Die Lösung der Rätsel ergibt sich bei folgender Einteilung: „Spätestens seit Ende der Sechziger ist der Begriff der Emanzipation die Monstranz in der Prozession aller rechtgläubigen Pädagogen und Soziologen. In schulischen Richtlinien findet er sich bei der Formulierung von Erziehungszielen unangefochten auf den oberen Rängen. / Daß er mit der Heilsbringermentalität eines pädagogischen Gesalbten unvereinbar ist, wird dabei regelmäßig übersehen. Von höherer Weisheit getrieben und ausgestattet mit den Werkzeugen ausgeklügelter Didaktik und Methodik, sind wir Lehrer nämlich eher geneigt, zu konditionieren als loszulassen, zu bearbeiten als arbeiten zu lassen, zu belehren als lernen zu lassen. / Dazu zwei Beispiele.“ Dann zeichnet die „Heilsbringermentalität eines pädagogischen Gesalbten“ den normalen („guten“) Lehrer aus, der eben das Wesentliche falsch macht; dessen Mentalität ist jedoch mit der von den „fortschrittlichen“ Lehrern propagierten „Emanzipation“ der Schüler nicht vereinbar. – Diese Gliederung war wegen des Wechsels vom Singular (des pädagogischen Gesalbten) zum Plural „wir Lehrer“ nicht leicht zu erkennen; sie ist jedoch die einzig mögliche, die einen Gedankengang ergibt – den Widerspruch zwischen der allüberall gelobten Emanzipation und dem Selbstbewusstsein der pädagogisch (belehrend) agierenden Lehrer.

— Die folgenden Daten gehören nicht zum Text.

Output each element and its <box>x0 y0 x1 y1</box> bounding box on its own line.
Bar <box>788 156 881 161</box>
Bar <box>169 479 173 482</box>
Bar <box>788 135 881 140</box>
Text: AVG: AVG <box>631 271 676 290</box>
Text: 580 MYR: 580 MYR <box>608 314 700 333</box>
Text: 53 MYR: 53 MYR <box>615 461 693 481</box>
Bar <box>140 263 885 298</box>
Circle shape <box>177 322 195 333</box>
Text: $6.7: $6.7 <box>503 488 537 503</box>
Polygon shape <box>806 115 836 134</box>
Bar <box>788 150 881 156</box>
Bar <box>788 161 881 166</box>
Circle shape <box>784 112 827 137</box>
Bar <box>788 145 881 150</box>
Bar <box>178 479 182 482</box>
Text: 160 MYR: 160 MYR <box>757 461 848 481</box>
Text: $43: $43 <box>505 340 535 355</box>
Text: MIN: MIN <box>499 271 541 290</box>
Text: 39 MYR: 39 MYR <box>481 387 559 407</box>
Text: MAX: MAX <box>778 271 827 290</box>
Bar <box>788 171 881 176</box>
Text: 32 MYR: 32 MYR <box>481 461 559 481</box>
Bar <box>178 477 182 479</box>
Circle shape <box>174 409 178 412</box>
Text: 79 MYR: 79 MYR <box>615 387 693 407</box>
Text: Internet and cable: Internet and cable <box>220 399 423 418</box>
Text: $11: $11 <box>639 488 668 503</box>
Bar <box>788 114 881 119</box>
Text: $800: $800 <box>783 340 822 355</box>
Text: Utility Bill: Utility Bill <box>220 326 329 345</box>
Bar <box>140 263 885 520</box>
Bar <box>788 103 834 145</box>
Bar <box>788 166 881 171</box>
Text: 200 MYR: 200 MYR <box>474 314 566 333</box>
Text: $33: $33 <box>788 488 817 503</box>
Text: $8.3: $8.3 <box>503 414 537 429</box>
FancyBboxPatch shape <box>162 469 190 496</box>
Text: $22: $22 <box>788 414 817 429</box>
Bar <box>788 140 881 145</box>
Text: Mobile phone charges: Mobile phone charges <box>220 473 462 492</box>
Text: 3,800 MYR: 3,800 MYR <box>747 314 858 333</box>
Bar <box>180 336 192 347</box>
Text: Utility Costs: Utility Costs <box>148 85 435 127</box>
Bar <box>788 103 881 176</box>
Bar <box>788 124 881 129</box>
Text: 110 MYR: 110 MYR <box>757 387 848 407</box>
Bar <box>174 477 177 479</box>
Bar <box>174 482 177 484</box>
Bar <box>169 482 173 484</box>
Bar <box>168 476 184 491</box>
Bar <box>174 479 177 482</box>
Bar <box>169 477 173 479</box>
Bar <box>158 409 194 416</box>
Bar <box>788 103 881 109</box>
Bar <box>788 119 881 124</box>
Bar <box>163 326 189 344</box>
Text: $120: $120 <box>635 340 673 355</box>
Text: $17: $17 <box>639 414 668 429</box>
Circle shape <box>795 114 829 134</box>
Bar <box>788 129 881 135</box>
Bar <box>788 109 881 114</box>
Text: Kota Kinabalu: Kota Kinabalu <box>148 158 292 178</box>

So, und jetzt kommt die Preisfrage: Soll man sagen, dieser Absatz bestehe aus drei Sinnabschnitten? Ich meine, man sagte besser, er bestehe aus drei Gedankenschritten oder zwei Gedanken und einer überleitenden Floskel: „Dazu zwei Beispiele“ möchte ich als isolierte Floskel keinen Sinnabschnitt nennen; anderseits gehört sie nicht mehr zum vorhergehenden Gedanken.
Wenn man zusammenfasst, was sich zum Thema Sinnabschnitt bisher ergeben hat, könnte man sagen: Ein Sinnabschnitt ist ein Erzählschritt (in Erzähltexten) oder ein Gedankenschritt (in argumentierenden Texten).
Offen ist jedoch, ob man die Größe Sinnabschnitt oberhalb (wie bei den Erzählungen) oder unterhalb der Ebene der Absätze (wie hier bei Mahlmanns Aufsatz) ansetzen soll; erst wenn das geklärt = entschieden wäre, könnte man versuchen, den Begriff Sinnabschnitt weiter zu präzisieren.